Ali pushed harder. The blur grew denser, the chain faster, the wind louder.

And then—he moved.

With a sudden, final motion, he adjusted his forearm and shortened the chain mid-spin. It snapped across the air beside his face with the sound and force of a cannon, the pressure brushing past him like a tidal wave of pure wind.

Ali used the momentum to hammer the spear downward, smashing it into the top of the indestructible training dummy's head.

BOOOOM

A deafening sonic shock exploded outward, the impact alone causing a visible ripple in the blue barrier that surrounded the training zone. Sand and air scattered violently. The dummy, for all its invulnerability, stood solid—but the floor around its base had fractured slightly from the force that traveled down through its foundation.

Ali exhaled sharply, sweat-less, composed.

"It's flawless," he muttered to himself. "The chain is the perfect weight… and honestly, it's held back by my lack of strength."

Satisfied, Ali sent the weapon back into his inventory with a casual thought and closed his eyes to observe his Spirit realm.

Already, Spirit had begun pooling at the bottom of the dark pond.

'The skill already showing its worth,' he thought. He tracked the time on his interface meticulously. Spirit recovery speed was one of the most critical metrics a player could understand about themselves.

Ali then summoned his lightsaber and, for the next hour and a half, moved in silence.

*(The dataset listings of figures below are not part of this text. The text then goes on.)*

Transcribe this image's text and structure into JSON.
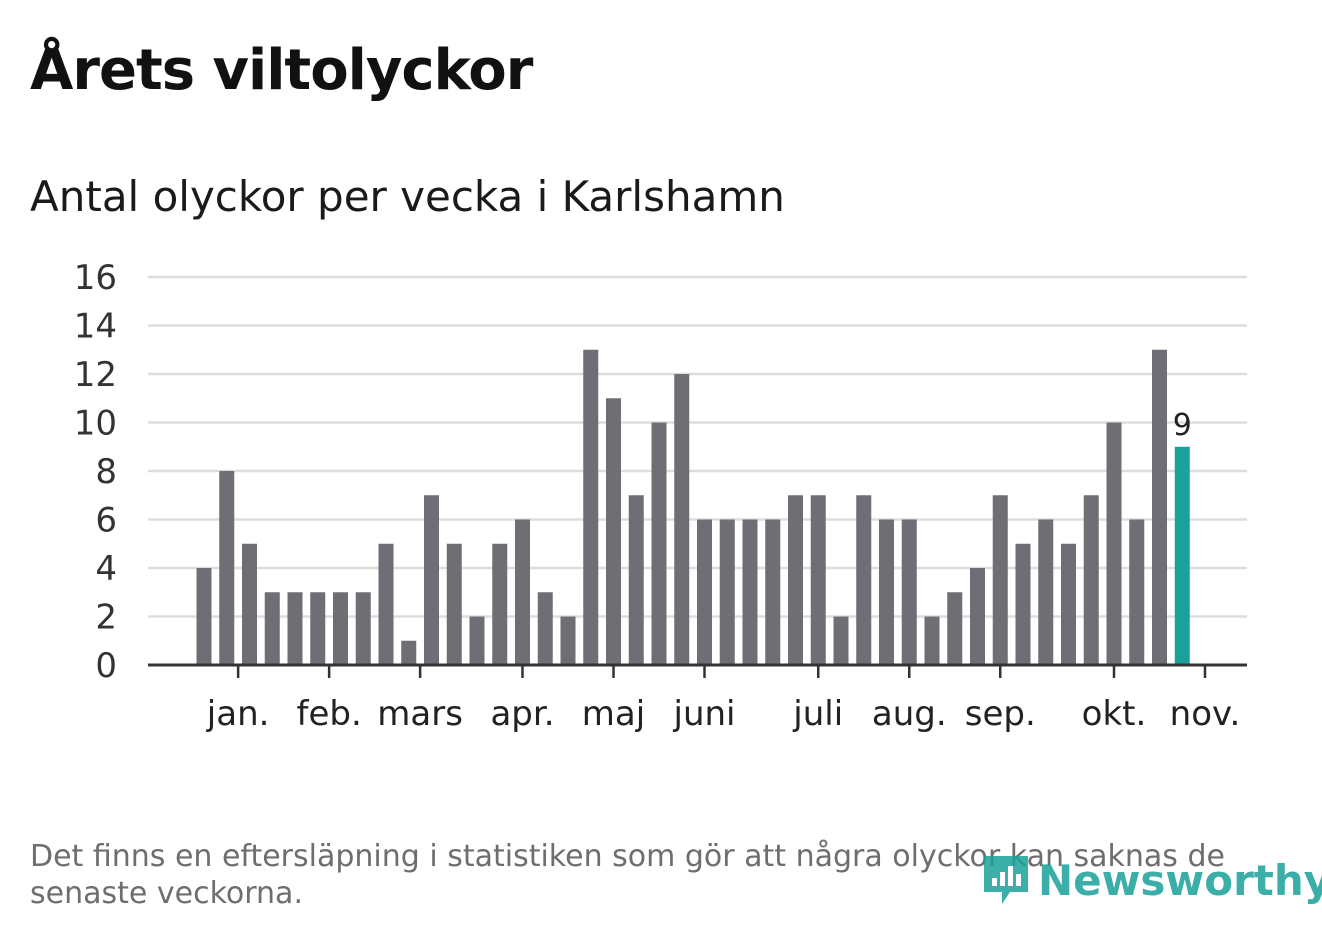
{
  "title": "Årets viltolyckor",
  "subtitle": "Antal olyckor per vecka i Karlshamn",
  "note": "Det finns en eftersläpning i statistiken som gör att några olyckor kan saknas de senaste veckorna.",
  "brand": {
    "name": "Newsworthy",
    "color": "#1aa19a"
  },
  "colors": {
    "bar": "#6f6e74",
    "highlight": "#1aa19a",
    "grid": "#dddddd",
    "axis": "#333333"
  },
  "chart_data": {
    "type": "bar",
    "values": [
      4,
      8,
      5,
      3,
      3,
      3,
      3,
      3,
      5,
      1,
      7,
      5,
      2,
      5,
      6,
      3,
      2,
      13,
      11,
      7,
      10,
      12,
      6,
      6,
      6,
      6,
      7,
      7,
      2,
      7,
      6,
      6,
      2,
      3,
      4,
      7,
      5,
      6,
      5,
      7,
      10,
      6,
      13,
      9
    ],
    "highlight_index": 43,
    "highlight_label": "9",
    "ylim": [
      0,
      16
    ],
    "yticks": [
      0,
      2,
      4,
      6,
      8,
      10,
      12,
      14,
      16
    ],
    "grid": true,
    "month_labels": [
      {
        "label": "jan.",
        "x": 2.5
      },
      {
        "label": "feb.",
        "x": 6.5
      },
      {
        "label": "mars",
        "x": 10.5
      },
      {
        "label": "apr.",
        "x": 15
      },
      {
        "label": "maj",
        "x": 19
      },
      {
        "label": "juni",
        "x": 23
      },
      {
        "label": "juli",
        "x": 28
      },
      {
        "label": "aug.",
        "x": 32
      },
      {
        "label": "sep.",
        "x": 36
      },
      {
        "label": "okt.",
        "x": 41
      },
      {
        "label": "nov.",
        "x": 45
      }
    ]
  }
}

He danced around the field with controlled grace, training strikes, parries, stances, and reversals. The red blade roared and hissed with each swing, but Ali's face remained cold—every movement rehearsed, refined, repeated. He didn't slow. He didn't sweat. His body didn't allow him to.

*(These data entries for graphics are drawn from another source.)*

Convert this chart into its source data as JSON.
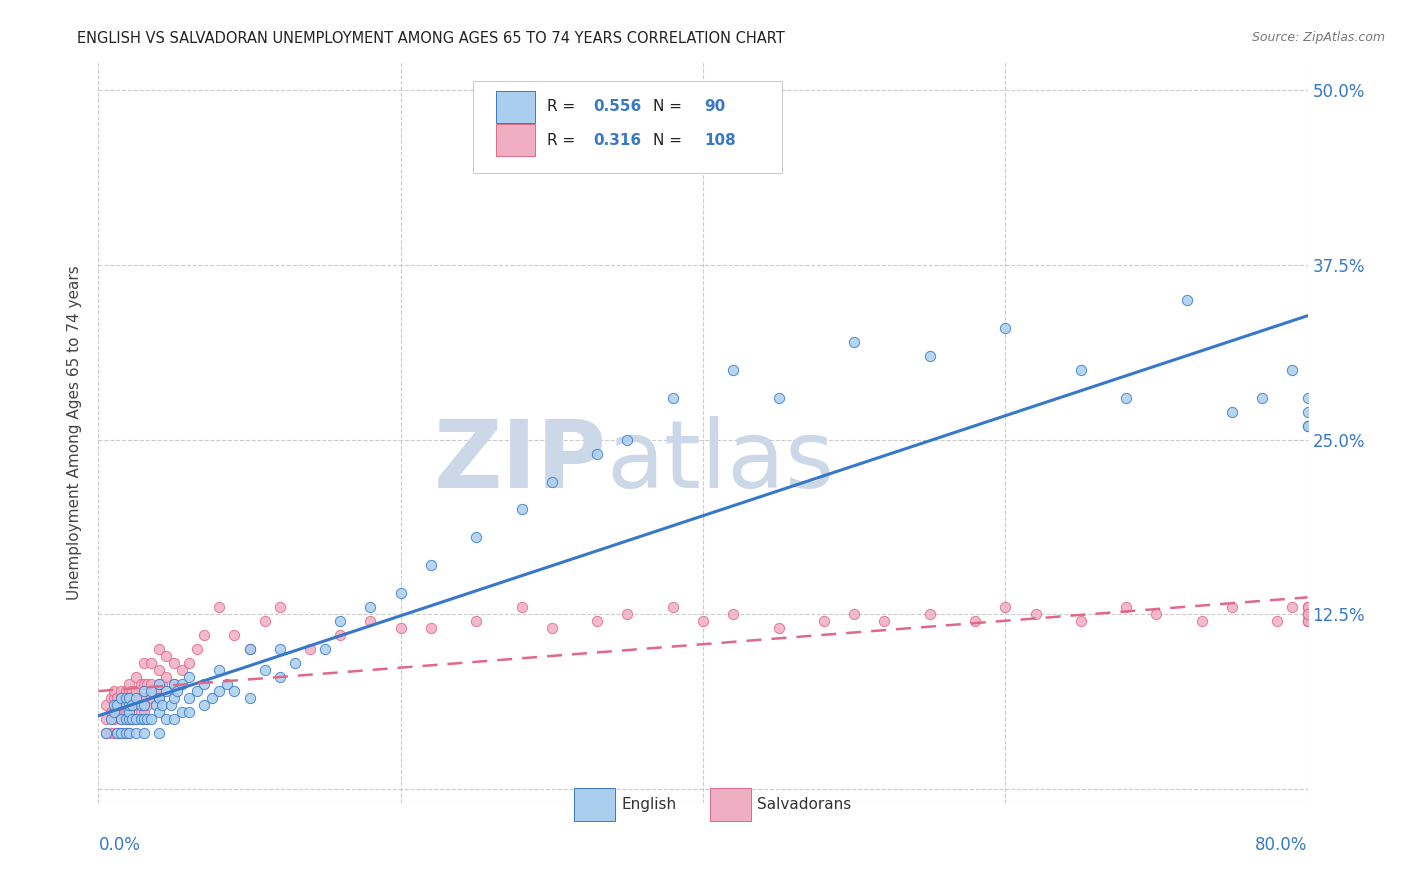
{
  "title": "ENGLISH VS SALVADORAN UNEMPLOYMENT AMONG AGES 65 TO 74 YEARS CORRELATION CHART",
  "source": "Source: ZipAtlas.com",
  "ylabel": "Unemployment Among Ages 65 to 74 years",
  "xlim": [
    0.0,
    0.8
  ],
  "ylim": [
    -0.01,
    0.52
  ],
  "yticks": [
    0.0,
    0.125,
    0.25,
    0.375,
    0.5
  ],
  "ytick_labels": [
    "",
    "12.5%",
    "25.0%",
    "37.5%",
    "50.0%"
  ],
  "xtick_left": "0.0%",
  "xtick_right": "80.0%",
  "legend_english_R": "0.556",
  "legend_english_N": "90",
  "legend_salvadoran_R": "0.316",
  "legend_salvadoran_N": "108",
  "english_color": "#aacfee",
  "salvadoran_color": "#f0aec4",
  "english_line_color": "#3878c8",
  "salvadoran_line_color": "#e06888",
  "background_color": "#ffffff",
  "watermark_color": "#ccd8e8",
  "grid_color": "#cccccc",
  "english_x": [
    0.005,
    0.008,
    0.01,
    0.01,
    0.012,
    0.012,
    0.015,
    0.015,
    0.015,
    0.018,
    0.018,
    0.018,
    0.018,
    0.02,
    0.02,
    0.02,
    0.02,
    0.02,
    0.022,
    0.022,
    0.025,
    0.025,
    0.025,
    0.028,
    0.028,
    0.03,
    0.03,
    0.03,
    0.03,
    0.032,
    0.035,
    0.035,
    0.038,
    0.04,
    0.04,
    0.04,
    0.04,
    0.042,
    0.045,
    0.045,
    0.048,
    0.05,
    0.05,
    0.05,
    0.052,
    0.055,
    0.055,
    0.06,
    0.06,
    0.06,
    0.065,
    0.07,
    0.07,
    0.075,
    0.08,
    0.08,
    0.085,
    0.09,
    0.1,
    0.1,
    0.11,
    0.12,
    0.12,
    0.13,
    0.15,
    0.16,
    0.18,
    0.2,
    0.22,
    0.25,
    0.28,
    0.3,
    0.33,
    0.35,
    0.38,
    0.42,
    0.45,
    0.5,
    0.55,
    0.6,
    0.65,
    0.68,
    0.72,
    0.75,
    0.77,
    0.79,
    0.8,
    0.8,
    0.8,
    0.8
  ],
  "english_y": [
    0.04,
    0.05,
    0.055,
    0.06,
    0.04,
    0.06,
    0.04,
    0.05,
    0.065,
    0.04,
    0.05,
    0.06,
    0.065,
    0.04,
    0.05,
    0.055,
    0.06,
    0.065,
    0.05,
    0.06,
    0.04,
    0.05,
    0.065,
    0.05,
    0.06,
    0.04,
    0.05,
    0.06,
    0.07,
    0.05,
    0.05,
    0.07,
    0.06,
    0.04,
    0.055,
    0.065,
    0.075,
    0.06,
    0.05,
    0.07,
    0.06,
    0.05,
    0.065,
    0.075,
    0.07,
    0.055,
    0.075,
    0.055,
    0.065,
    0.08,
    0.07,
    0.06,
    0.075,
    0.065,
    0.07,
    0.085,
    0.075,
    0.07,
    0.065,
    0.1,
    0.085,
    0.08,
    0.1,
    0.09,
    0.1,
    0.12,
    0.13,
    0.14,
    0.16,
    0.18,
    0.2,
    0.22,
    0.24,
    0.25,
    0.28,
    0.3,
    0.28,
    0.32,
    0.31,
    0.33,
    0.3,
    0.28,
    0.35,
    0.27,
    0.28,
    0.3,
    0.26,
    0.28,
    0.27,
    0.26
  ],
  "salvadoran_x": [
    0.005,
    0.005,
    0.005,
    0.008,
    0.008,
    0.008,
    0.01,
    0.01,
    0.01,
    0.01,
    0.01,
    0.012,
    0.012,
    0.012,
    0.015,
    0.015,
    0.015,
    0.015,
    0.015,
    0.015,
    0.018,
    0.018,
    0.018,
    0.018,
    0.018,
    0.02,
    0.02,
    0.02,
    0.02,
    0.02,
    0.02,
    0.022,
    0.022,
    0.022,
    0.025,
    0.025,
    0.025,
    0.025,
    0.028,
    0.028,
    0.028,
    0.03,
    0.03,
    0.03,
    0.03,
    0.032,
    0.032,
    0.035,
    0.035,
    0.035,
    0.038,
    0.04,
    0.04,
    0.04,
    0.04,
    0.042,
    0.045,
    0.045,
    0.05,
    0.05,
    0.055,
    0.06,
    0.065,
    0.07,
    0.08,
    0.09,
    0.1,
    0.11,
    0.12,
    0.14,
    0.16,
    0.18,
    0.2,
    0.22,
    0.25,
    0.28,
    0.3,
    0.33,
    0.35,
    0.38,
    0.4,
    0.42,
    0.45,
    0.48,
    0.5,
    0.52,
    0.55,
    0.58,
    0.6,
    0.62,
    0.65,
    0.68,
    0.7,
    0.73,
    0.75,
    0.78,
    0.79,
    0.8,
    0.8,
    0.8,
    0.8,
    0.8,
    0.8,
    0.8,
    0.8,
    0.8,
    0.8,
    0.8
  ],
  "salvadoran_y": [
    0.04,
    0.05,
    0.06,
    0.04,
    0.055,
    0.065,
    0.04,
    0.05,
    0.055,
    0.065,
    0.07,
    0.04,
    0.055,
    0.065,
    0.04,
    0.05,
    0.055,
    0.06,
    0.065,
    0.07,
    0.04,
    0.05,
    0.055,
    0.065,
    0.07,
    0.04,
    0.05,
    0.055,
    0.065,
    0.07,
    0.075,
    0.05,
    0.06,
    0.07,
    0.05,
    0.06,
    0.07,
    0.08,
    0.055,
    0.065,
    0.075,
    0.055,
    0.065,
    0.075,
    0.09,
    0.06,
    0.075,
    0.065,
    0.075,
    0.09,
    0.07,
    0.065,
    0.075,
    0.085,
    0.1,
    0.075,
    0.08,
    0.095,
    0.075,
    0.09,
    0.085,
    0.09,
    0.1,
    0.11,
    0.13,
    0.11,
    0.1,
    0.12,
    0.13,
    0.1,
    0.11,
    0.12,
    0.115,
    0.115,
    0.12,
    0.13,
    0.115,
    0.12,
    0.125,
    0.13,
    0.12,
    0.125,
    0.115,
    0.12,
    0.125,
    0.12,
    0.125,
    0.12,
    0.13,
    0.125,
    0.12,
    0.13,
    0.125,
    0.12,
    0.13,
    0.12,
    0.13,
    0.12,
    0.125,
    0.13,
    0.12,
    0.125,
    0.13,
    0.12,
    0.125,
    0.13,
    0.12,
    0.125
  ]
}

When the final minute passed, he snapped the lightsaber off and allowed it to return to his inventory.

'Exactly an hour and a half. Half an hour for the first two and a half points, but from there it took an hour to fill the entire pond,' he thought, analysing the data with precision. 'I basically only need half an hour to get enough Spirit for most of my powers.'

It was time.

Ali turned and exited the shimmering blue barrier. His long stride carried him across the grounds of the training hall as curious eyes followed him from every direction. Without pause, he slipped into a narrow alley between two buildings and summoned his stealth hood. A black cloak unfolded over his body like a shadow, fully concealing his figure.

No one noticed him vanish into the crowd after that.

With expert stealth, Ali navigated through the heart of Paradise, avoiding attention as he made his way to the arena—a massive coliseum that pierced the skyline with ancient black spires and glassy steel.

He entered the wide main hall through the front gate, blending into the stream of players before peeling off toward the reception desk.

Behind it stood a male receptionist, bored, distracted, until the black-cloaked figure approached.

"Fighting or spectating?" the man asked routinely, without looking up.

"Fighting. Private," Ali replied coldly.

The receptionist's head snapped up. The word "private" activated something in his brain like a code phrase. His casual demeanour disappeared immediately as he locked eyes with the man beneath the hood.

"Duel ID, please."

Ali opened his interface and read off the code—a long series of letters and numbers.

The receptionist's expression stiffened.

"Please follow me."

He rose from his seat, walked out from behind the desk, and led Ali past the confused stares of other players. It wasn't every day the receptionist walked someone through the halls himself.

The two moved past the public waiting areas and deeper into the fighter's corridors. Then, without warning, the receptionist turned down a narrow, dark hallway.

He stopped beside an unmarked grey wall.

Ali watched silently.

The man raised his palm and pressed it against the flat surface.

CRACK

The wall split with mechanical precision. A hidden stairwell unfolded before them, descending into dim darkness.

"Down there, another colleague will guide you to your arena," the receptionist said, nodding.

Ali didn't hesitate. He stepped into the unknown, the wall sealing shut behind him with a soft thud, like the door of a crypt.